Georgia readers may be interested to learn that over 30% of all patient harm events involving electronic health records in medical malpractice claims are caused by medication errors, according to a recent study. The study was published in the Journal of Patient Safety.
For the study, researchers analyzed 248 EHR-related malpractice claims submitted to the CRICO database between 2012 and 2013. They found that 31% of EHR-related claims involved medication errors, another 31% involved treatment complications and around 28% involved diagnostic mistakes.
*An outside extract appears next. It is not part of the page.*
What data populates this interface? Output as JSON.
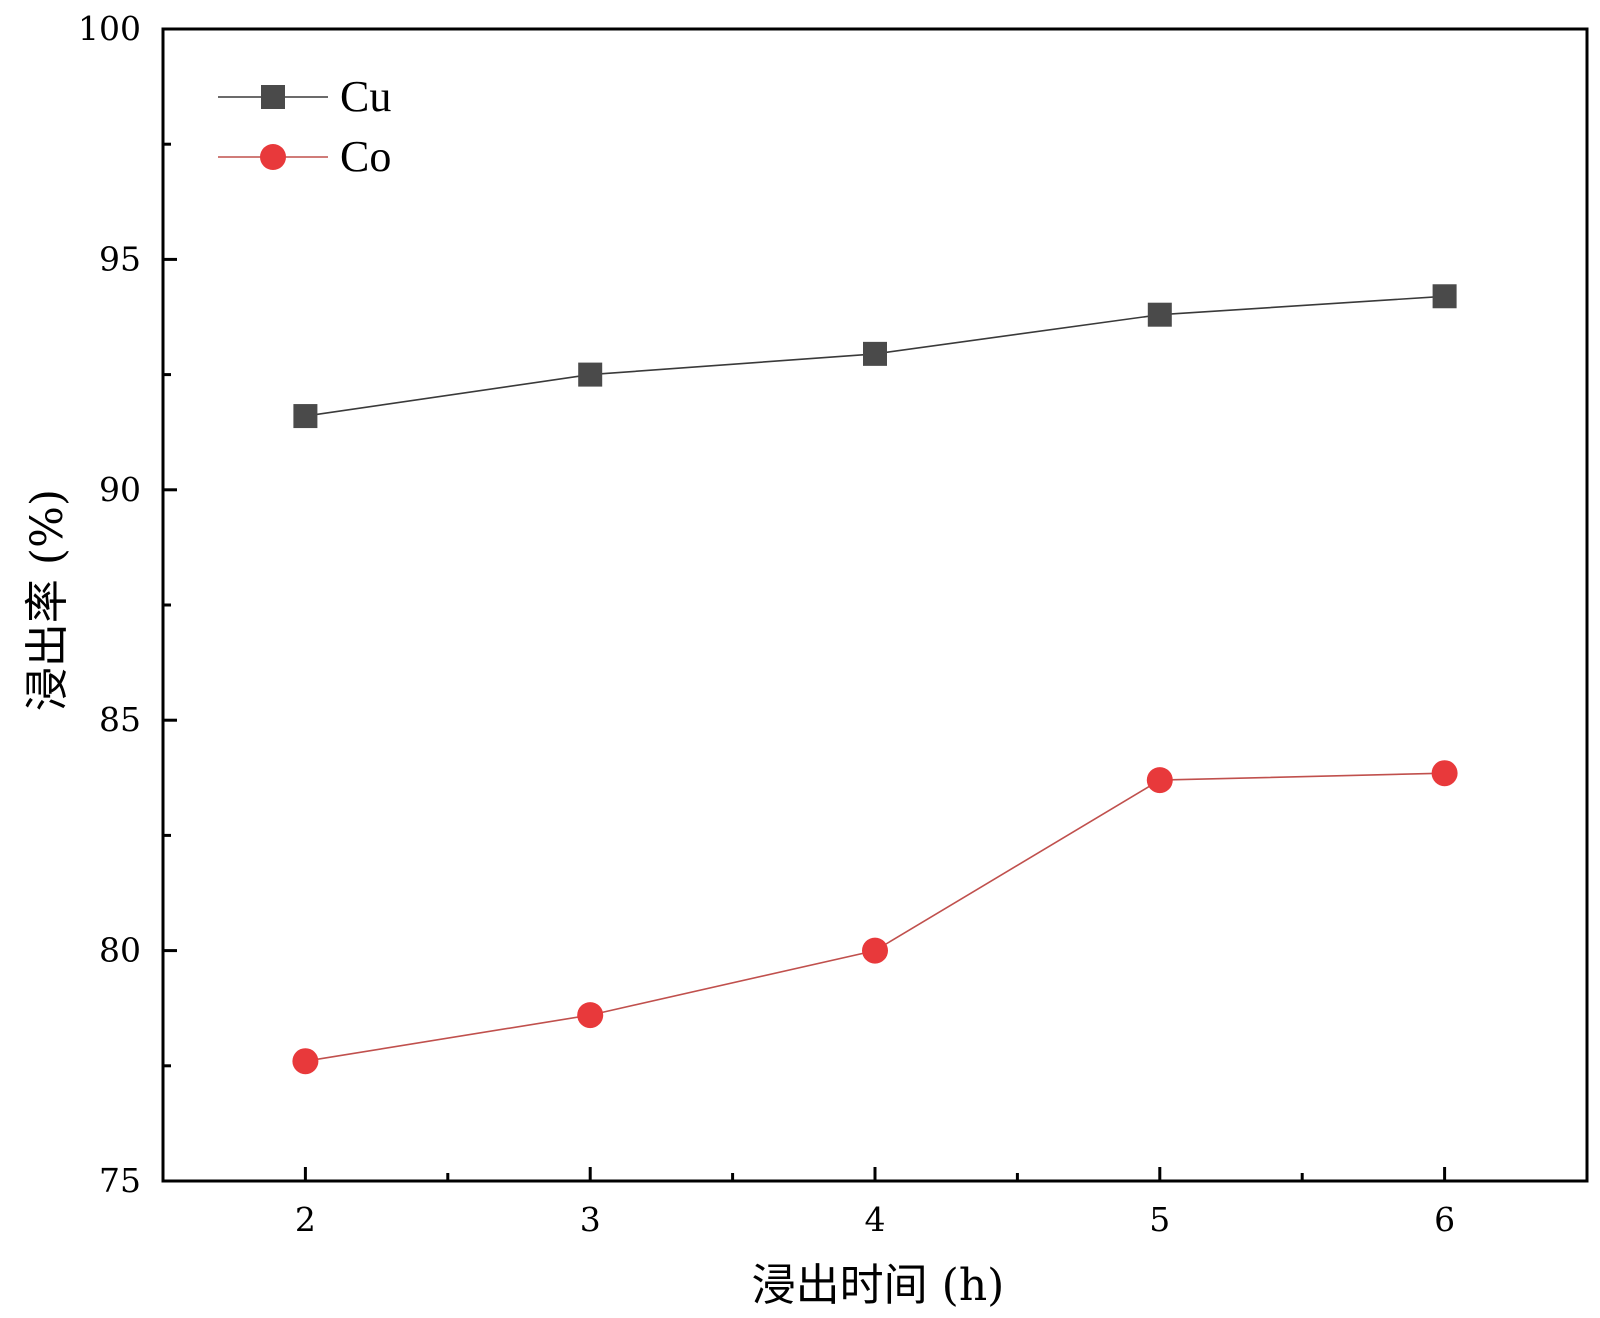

They also found that nearly 70% of EHR-related cases that led to patient harm took place in ambulatory care settings. Meanwhile, the study found that medicine was the top service area for all claims while surgery, nursing, obstetrics/gynecology and radiology rounded out the top five.
In addition, researchers found that 63% of EHR-related claims were caused by user errors, not system errors. Examples of user-related errors included cases where clinicians had inadequate EHR training, failed to notice test results in patient charts or ignored critical EHR alerts. According to the study, more than 80% of all EHR-related cases involved serious patient harm.
In order to reduce the risk of EHR-related claims, the authors of the study suggested that health care professionals, health care organizations and health IT vendors learn from the cases included in the study. They also recommended that health care professionals use simple EHR interfaces, discourage the use of copy-paste functionality, improve EHR training and promote health IT standardization.
Medication errors injure thousands of patients throughout the U.S. every year. Victims of these mistakes may need to take legal action to recover compensation for their losses. An attorney may help a victim prepare a medical malpractice claim and file a lawsuit in court. If successful, the lawsuit might lead to a settlement that covers medical expenses, lost income and other damages.